On algorithmic problems in Coxeter groups

The main algorithmic problems of group theory posed by M. Dehn are the problem of words, the problem of the conjugation of words for finitely presented groups, and the group's isomorphism problem.
Among the works related to the study of the M. Dehn's problems, the most outstanding ones are the work of P. S. Novikov who proved the undecidability of the problem of words and the conjugacy problem for finitely presented groups as well as the undecidability of the problem of isomorphism of groups. In this regard, the main algorithmic problems and their various generalizations are studied in certain classes of groups.
Coxeter groups were introduced by H. S. M. Coxeter: every reflection group is a Coxeter group if its generating elements are reflections with respect to hyperplanes limiting its fundamental polyhedron. H. S. M. Coxeter listed all the reflection groups in three-dimensional Euclidean space and proved that they are all Coxeter groups and every finite Coxeter group is isomorphic to some reflection group in the three-dimensional Euclidean space which elements have a common fixed point.
In an algebraic aspect Coxeter groups are studied starting with works by J. Tits who solved the problem of words in certain Coxeter groups.
The article describes the known results obtained in solving algorithmic problems in Coxeter groups; the main purpose of the paper is to analyze of the results of solving algorithmic problems in Coxeter groups that were obtained by members of the Tula algebraic school “Algorithmic problems of theory of the groups and semigroups” under the supervision of V. N. Bezverkhnii.
It reviews assertions and theorems proved by the authors of the article for the various classes of Coxeter groups: Coxeter groups of large and extra-large types, Coxeter groups with a tree-structure, and Coxeter groups with $n$-angled structure.

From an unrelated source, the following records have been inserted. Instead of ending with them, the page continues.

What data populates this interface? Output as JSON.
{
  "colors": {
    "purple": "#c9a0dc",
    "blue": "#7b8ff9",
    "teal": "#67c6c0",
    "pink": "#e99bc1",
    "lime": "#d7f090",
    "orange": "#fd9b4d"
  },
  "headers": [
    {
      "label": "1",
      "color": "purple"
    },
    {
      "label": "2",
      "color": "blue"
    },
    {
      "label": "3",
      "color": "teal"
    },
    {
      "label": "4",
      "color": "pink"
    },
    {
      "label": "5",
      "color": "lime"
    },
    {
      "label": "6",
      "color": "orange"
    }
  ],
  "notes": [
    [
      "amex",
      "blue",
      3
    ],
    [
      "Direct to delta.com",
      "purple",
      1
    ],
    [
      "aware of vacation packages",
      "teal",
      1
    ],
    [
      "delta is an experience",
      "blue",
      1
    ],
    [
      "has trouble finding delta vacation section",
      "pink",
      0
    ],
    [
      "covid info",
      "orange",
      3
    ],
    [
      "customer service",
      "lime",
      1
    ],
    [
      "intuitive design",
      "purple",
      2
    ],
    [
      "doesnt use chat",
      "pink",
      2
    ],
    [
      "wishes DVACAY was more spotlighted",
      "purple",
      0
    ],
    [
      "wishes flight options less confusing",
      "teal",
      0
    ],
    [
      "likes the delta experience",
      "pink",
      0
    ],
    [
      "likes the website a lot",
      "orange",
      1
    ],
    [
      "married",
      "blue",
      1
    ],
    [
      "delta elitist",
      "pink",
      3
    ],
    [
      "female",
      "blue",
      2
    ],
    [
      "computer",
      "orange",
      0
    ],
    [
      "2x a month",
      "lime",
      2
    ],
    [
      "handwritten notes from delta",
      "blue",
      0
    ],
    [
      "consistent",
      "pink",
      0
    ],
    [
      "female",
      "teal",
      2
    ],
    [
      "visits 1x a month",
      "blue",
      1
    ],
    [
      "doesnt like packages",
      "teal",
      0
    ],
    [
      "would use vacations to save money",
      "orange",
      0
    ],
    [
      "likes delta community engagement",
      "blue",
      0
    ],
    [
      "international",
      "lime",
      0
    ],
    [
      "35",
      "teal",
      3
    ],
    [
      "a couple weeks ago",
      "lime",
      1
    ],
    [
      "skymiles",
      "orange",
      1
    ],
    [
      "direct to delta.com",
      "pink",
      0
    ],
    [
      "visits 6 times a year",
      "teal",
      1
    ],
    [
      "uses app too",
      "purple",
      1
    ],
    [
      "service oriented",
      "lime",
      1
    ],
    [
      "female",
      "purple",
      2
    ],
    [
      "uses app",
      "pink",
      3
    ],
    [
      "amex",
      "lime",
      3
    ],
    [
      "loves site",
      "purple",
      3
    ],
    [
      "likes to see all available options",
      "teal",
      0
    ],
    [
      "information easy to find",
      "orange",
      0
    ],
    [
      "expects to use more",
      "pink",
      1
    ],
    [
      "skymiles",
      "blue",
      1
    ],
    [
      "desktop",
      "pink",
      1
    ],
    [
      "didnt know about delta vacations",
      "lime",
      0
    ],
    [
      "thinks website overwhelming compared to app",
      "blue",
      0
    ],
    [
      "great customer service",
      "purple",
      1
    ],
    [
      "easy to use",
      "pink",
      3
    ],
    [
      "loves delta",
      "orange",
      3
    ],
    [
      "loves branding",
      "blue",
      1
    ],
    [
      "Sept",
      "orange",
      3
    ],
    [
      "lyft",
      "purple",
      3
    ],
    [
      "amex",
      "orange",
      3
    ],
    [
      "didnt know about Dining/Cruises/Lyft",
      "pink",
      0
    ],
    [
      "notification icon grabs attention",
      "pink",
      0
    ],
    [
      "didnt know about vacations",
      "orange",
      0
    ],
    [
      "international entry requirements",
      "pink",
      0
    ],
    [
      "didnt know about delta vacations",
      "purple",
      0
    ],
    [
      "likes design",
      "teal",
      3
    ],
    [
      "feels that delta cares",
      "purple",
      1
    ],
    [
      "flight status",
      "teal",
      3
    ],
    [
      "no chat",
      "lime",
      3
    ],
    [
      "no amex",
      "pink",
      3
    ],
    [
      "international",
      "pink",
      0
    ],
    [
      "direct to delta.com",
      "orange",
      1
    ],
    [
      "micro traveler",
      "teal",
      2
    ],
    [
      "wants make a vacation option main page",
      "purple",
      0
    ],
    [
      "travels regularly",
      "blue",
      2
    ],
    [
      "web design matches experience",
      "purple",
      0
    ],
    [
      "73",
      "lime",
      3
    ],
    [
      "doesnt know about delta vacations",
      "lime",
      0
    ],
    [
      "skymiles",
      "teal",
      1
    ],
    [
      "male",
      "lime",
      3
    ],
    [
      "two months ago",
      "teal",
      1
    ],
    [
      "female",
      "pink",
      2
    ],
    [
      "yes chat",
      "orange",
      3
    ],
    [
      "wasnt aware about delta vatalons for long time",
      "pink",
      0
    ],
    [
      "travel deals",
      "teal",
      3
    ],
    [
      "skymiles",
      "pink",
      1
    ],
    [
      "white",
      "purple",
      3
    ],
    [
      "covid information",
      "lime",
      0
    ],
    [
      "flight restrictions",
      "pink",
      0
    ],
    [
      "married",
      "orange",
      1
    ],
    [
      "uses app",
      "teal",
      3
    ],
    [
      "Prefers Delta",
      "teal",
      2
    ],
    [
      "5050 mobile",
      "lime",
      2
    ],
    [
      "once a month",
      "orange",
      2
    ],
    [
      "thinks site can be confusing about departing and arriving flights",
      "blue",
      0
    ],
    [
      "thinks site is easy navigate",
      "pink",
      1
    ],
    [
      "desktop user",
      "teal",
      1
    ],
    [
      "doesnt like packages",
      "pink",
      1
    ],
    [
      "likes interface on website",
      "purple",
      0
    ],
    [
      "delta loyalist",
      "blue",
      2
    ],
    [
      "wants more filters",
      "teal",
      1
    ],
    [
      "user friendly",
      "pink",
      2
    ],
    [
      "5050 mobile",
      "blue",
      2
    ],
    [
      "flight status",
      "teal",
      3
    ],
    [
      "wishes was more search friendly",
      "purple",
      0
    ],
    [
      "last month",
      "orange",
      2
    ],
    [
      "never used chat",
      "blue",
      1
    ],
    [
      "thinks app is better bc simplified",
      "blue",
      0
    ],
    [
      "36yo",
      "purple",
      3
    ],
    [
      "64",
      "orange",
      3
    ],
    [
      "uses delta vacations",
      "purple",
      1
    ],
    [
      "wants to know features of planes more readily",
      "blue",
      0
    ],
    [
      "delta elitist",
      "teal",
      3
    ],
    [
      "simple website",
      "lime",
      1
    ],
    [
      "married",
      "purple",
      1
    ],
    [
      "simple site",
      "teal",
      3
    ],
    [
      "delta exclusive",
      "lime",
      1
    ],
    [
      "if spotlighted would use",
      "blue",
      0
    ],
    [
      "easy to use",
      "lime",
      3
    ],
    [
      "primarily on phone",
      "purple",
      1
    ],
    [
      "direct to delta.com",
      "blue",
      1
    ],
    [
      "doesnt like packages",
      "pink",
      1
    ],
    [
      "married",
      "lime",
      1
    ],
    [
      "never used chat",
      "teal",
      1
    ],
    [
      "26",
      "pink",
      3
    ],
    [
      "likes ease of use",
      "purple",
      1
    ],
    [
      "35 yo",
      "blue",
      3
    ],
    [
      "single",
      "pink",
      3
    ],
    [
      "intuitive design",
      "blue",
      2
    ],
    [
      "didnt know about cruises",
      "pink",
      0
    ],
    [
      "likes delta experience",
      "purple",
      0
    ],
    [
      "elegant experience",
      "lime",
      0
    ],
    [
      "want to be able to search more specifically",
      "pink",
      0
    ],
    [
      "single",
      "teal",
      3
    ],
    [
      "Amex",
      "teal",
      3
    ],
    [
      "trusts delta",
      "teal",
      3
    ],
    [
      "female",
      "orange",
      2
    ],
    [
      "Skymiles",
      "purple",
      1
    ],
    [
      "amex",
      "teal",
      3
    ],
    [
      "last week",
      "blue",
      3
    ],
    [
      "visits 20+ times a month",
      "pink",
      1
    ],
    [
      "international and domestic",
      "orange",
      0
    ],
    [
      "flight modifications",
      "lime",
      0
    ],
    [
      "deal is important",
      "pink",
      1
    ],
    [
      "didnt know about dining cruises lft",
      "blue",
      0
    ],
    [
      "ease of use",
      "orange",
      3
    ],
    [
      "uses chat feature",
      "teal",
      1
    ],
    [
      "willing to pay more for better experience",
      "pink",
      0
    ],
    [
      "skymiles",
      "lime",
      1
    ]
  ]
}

The basic approaches and methods of evidence among which the method of diagrams worked out by van Kampen, reopened by R. Lindon and refined by V. N. Bezverkhnii concerning the introduction of R-cancellations, special $R$-cancellations, special ring cancellations as well as method of graphs, method of types worked out by V. N. Bezverkhnii, method of special set of words designed by V. N. Bezverkhnii on the basis of the generalization of Nielsen method for free construction of groups.
Classes of group considered in the article include all Coxeter groups which may be represented as generalized tree structures of Coxeter groups formed from Coxeter groups with tree structure with replacing some vertices of the corresponding tree-graph by Coxeter groups of large or extra-large types as well as Coxeter groups with $n$-angled structure.